Updated: Jun 19
"Bad bets sometimes pay off." - Marty Rubin, Canadian Author
There's been a stir in financial media about Robinhood traders bidding up bankrupt companies to turn a quick buck. Here's a snippet from the Wall Street Journal making the rounds on Twitter:
"A 23-year-old salesman in San Francisco bought 35,000 Hertz shares on June 4 at $1.43, spending a little over $50,000. 'It was my entire life savings,' he said. 'I decided, you know, if I’m gonna do it, I should do it big, and I’ll make a play and see what comes out of it.'"
Our young speculator is one of many examples of inexperienced traders (gamblers) that are whipsawing the share prices of companies that have declared for bankruptcy.
The above chart shows the wild swings of Hertz and Chesapeake Energy, two companies that have declared for bankruptcy, since 5/1/2020. Notice the >300% move in Chesapeake Energy at the beginning of June. Crazy!
The one year chart of Hertz and Chesapeake tells a more realistic story of the inevitable fate of the two companies. Bankruptcies typically wipe out equity holders completely.

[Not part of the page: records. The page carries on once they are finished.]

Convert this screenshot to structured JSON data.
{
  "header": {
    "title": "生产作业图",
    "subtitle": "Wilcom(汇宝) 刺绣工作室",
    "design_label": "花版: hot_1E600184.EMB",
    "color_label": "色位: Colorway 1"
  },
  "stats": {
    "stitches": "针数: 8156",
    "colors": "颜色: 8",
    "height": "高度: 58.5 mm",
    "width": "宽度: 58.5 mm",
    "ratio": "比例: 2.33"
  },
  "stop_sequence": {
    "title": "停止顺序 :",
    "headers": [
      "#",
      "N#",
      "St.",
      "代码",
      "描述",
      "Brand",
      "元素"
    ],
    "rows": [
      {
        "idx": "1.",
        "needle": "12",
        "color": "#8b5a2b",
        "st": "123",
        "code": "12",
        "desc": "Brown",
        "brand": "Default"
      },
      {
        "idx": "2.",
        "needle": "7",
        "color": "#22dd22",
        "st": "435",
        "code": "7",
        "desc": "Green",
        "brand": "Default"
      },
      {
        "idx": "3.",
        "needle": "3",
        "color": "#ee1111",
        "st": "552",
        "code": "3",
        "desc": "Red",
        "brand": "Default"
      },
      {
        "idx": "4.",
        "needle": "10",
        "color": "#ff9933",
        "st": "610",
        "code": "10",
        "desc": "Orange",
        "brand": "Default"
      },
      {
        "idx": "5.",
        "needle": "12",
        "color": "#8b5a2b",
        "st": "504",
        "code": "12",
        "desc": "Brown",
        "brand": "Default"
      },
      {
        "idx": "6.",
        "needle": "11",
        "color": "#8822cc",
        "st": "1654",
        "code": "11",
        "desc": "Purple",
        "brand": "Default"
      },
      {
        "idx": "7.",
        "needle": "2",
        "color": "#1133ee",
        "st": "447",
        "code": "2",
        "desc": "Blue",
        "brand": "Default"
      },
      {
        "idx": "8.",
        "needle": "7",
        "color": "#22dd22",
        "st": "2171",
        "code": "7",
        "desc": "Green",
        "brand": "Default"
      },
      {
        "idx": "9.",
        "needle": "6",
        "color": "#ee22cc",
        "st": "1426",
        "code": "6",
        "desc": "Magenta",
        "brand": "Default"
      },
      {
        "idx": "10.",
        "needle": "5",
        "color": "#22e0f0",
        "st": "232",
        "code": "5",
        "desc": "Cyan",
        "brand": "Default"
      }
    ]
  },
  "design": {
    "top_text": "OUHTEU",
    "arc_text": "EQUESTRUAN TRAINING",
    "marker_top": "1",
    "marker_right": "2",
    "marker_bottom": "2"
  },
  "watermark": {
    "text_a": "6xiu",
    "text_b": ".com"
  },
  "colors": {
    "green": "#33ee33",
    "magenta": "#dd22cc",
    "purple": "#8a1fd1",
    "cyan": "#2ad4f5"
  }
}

Often times, the bonds of the underlying company are a good predictor to what comes next for equity holders. The below note is from our friends at Verdad Capital regarding Chesapeake Energy:
The first-lien debt trades at 55 cents on the dollar, with the second-lien and unsecured bonds trading at between 2 and 8 cents on the dollar. But on June 8th, retail traders drove the price of the stock from $15 to $73 before it crashed back down to $24 on news coverage of the potential bankruptcy.
In general, betting your life savings on a bankrupt company isn't a good idea, unless you enjoy lighting money on fire. However, can making degenerative bets with a very small slice of your investable assets be a good thing? Maybe so, especially if it saves you from making larger mistakes with your core investment portfolio.
Let's face it. We bask in the glory of being right. We like instant payoffs. We anchor to weird beliefs and superstitions. We like to say "I told you so" to our friends. A stroll through any casino showcases a content trove of irrational human behavior.
That degenerate urge needs an outlet. We all need to get it out of our system, just do it with an infinitesimal percentage of your investable assets. Let your behavioral biases come out, market time every market ebb and flow on your smartphone, share your speculative bets with your friends. In other words, give your inner degenerate a moment in the sun.
In a recent post, we cautioned on the perils of having extreme opinions. What better way to capitalize on an extreme opinion than betting on it? Day trade, speculate, dabble in options, etc. People will be more likely to take your proclamations serious if you have the conviction to put money behind it. If you want to get serious about daily speculation, track your results, and jot down your rationale for each trade. Review your notes to hold yourself accountable.
You're probably thinking, isn't it irresponsible of a fiduciary investment professional to tell me to scratch my degenerate itch by speculating in financial markets? Not if it keeps you from tinkering with your core investment portfolio. Think of any speculative losses as tuition, insurance, or the cost of doing business as you leave your long-term assets alone.
Dice graphic was downloaded from depositphotos.com. The above post is not investment advice.